Tracking Mutable Data in Production
- SCD2
- Data Modeling
- Schema Design
Tracking changes over time for mutable records sounds simple until you try to make it work in production. I ran into this recently while building a payment system where some records naturally mutate over time, but we still need to keep their history. One example is business-related people: owners, representatives or directors; basically a person record that keeps getting refined over time.
At first, this looked like normal CRUD. Create a person row when they start onboarding, update it as we collect more data and move on. Simple and clean. The kind of thing anyone can design on a Monday afternoon and ship it by Tuesday morning.
Then I started integrating with external systems (assume KYC, AML etc) and documenting what the system must be able to answer in production. It’s not what should the API look like, rather what do we need to prove later. Two questions surfaced immediately:
- What is the “current” person data?
- What exact person data did we have on “a specific date”?
Question one is trivial. Question two killed the plain UPDATE approach.
If we overwrite a row, the previous state is gone. We can’t reconstruct what we knew last Tuesday. In a payment system like ours, “what we knew last Tuesday” is sometimes the only thing that matters.
This is where SCD2 enters the picture: keep the current view, keep the historical view and make both normal queries instead of special handling.

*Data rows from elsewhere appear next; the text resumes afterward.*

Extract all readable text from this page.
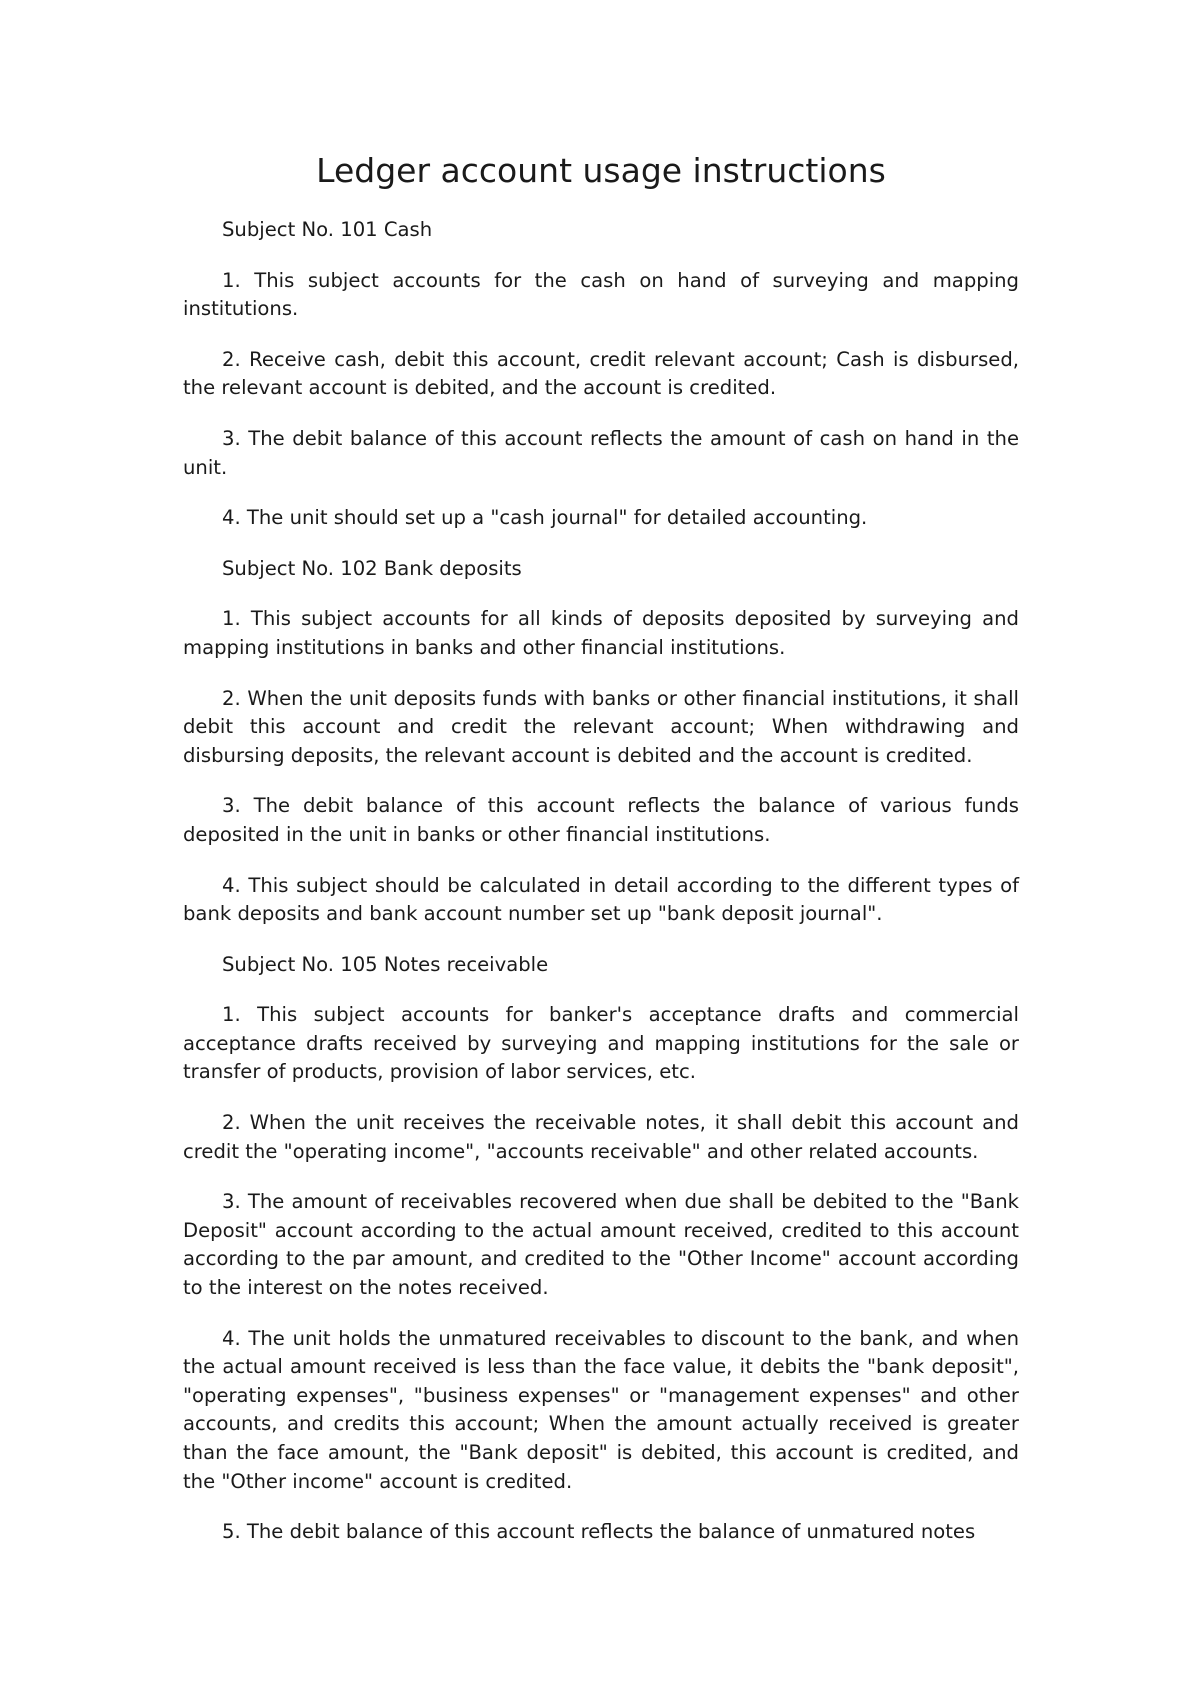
Ledger account usage instructions

Subject No. 101 Cash

1. This subject accounts for the cash on hand of surveying and mapping institutions.

2. Receive cash, debit this account, credit relevant account; Cash is disbursed, the relevant account is debited, and the account is credited.

3. The debit balance of this account reflects the amount of cash on hand in the unit.

4. The unit should set up a "cash journal" for detailed accounting.

Subject No. 102 Bank deposits

1. This subject accounts for all kinds of deposits deposited by surveying and mapping institutions in banks and other financial institutions.

2. When the unit deposits funds with banks or other financial institutions, it shall debit this account and credit the relevant account; When withdrawing and disbursing deposits, the relevant account is debited and the account is credited.

3. The debit balance of this account reflects the balance of various funds deposited in the unit in banks or other financial institutions.

4. This subject should be calculated in detail according to the different types of bank deposits and bank account number set up "bank deposit journal".

Subject No. 105 Notes receivable

1. This subject accounts for banker's acceptance drafts and commercial acceptance drafts received by surveying and mapping institutions for the sale or transfer of products, provision of labor services, etc.

2. When the unit receives the receivable notes, it shall debit this account and credit the "operating income", "accounts receivable" and other related accounts.

3. The amount of receivables recovered when due shall be debited to the "Bank Deposit" account according to the actual amount received, credited to this account according to the par amount, and credited to the "Other Income" account according to the interest on the notes received.

4. The unit holds the unmatured receivables to discount to the bank, and when the actual amount received is less than the face value, it debits the "bank deposit", "operating expenses", "business expenses" or "management expenses" and other accounts, and credits this account; When the amount actually received is greater than the face amount, the "Bank deposit" is debited, this account is credited, and the "Other income" account is credited.

5. The debit balance of this account reflects the balance of unmatured notes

(I’m still learning this pattern while implementing it, so treat this post as a practical note from the field. Not a reference architecture)
The core issue
A regular UPDATE person SET ... works great when we only care about the latest value. Most apps live here and that’s fine.
In payment systems, it’s rarely that simple. Person data changes over time. Someone corrects a typo in their name. Verification status moves from pending to verified to requires_review. External references get attached days after initial creation. If we’re overwriting rows every time, we lose the trail. And during audit, when someone asks “what data did we send to the KYC provider on March 3rd”, we’re stuck grepping through application logs and hoping our structured logging was actually structured.
So the history requirement becomes load-bearing from day one.
Picking an alternative approach
To be honest, I didn’t start out wanting SCD2. I wasn’t familiar with it and for an MVP my instinct was to reach for something I already knew. So I spent some time looking at alternatives and what they would imply for day-to-day reads and migrations.
-
Audit log table: What if we keep a separate
person_audittable and write a copy of the row before every mutation? This can work, but it splits “current state” and “historical state” across two tables, usually with slightly different schemas over time. Every schema change becomes a two-table migration problem. Reads that need history turn into cross-table queries. It’s (probably?) fine when we only need history for post-mortems, but I needed point-in-time reads as a normal part of the product. -
Event sourcing: It’s a strong model, but it’s also a real architectural commitment. At this stage I didn’t need to replay event streams or model every change as a domain event. I needed versioned snapshots of a person record with clear “current” and “as-of” semantics. Event sourcing felt like more surface area than the problem needed.
-
Soft deletes with a
modified_atcolumn. This gives us a last-updated timestamp, not history. We still end up with one row per person, so we can’t reliably answer “what did this record look like on date X?”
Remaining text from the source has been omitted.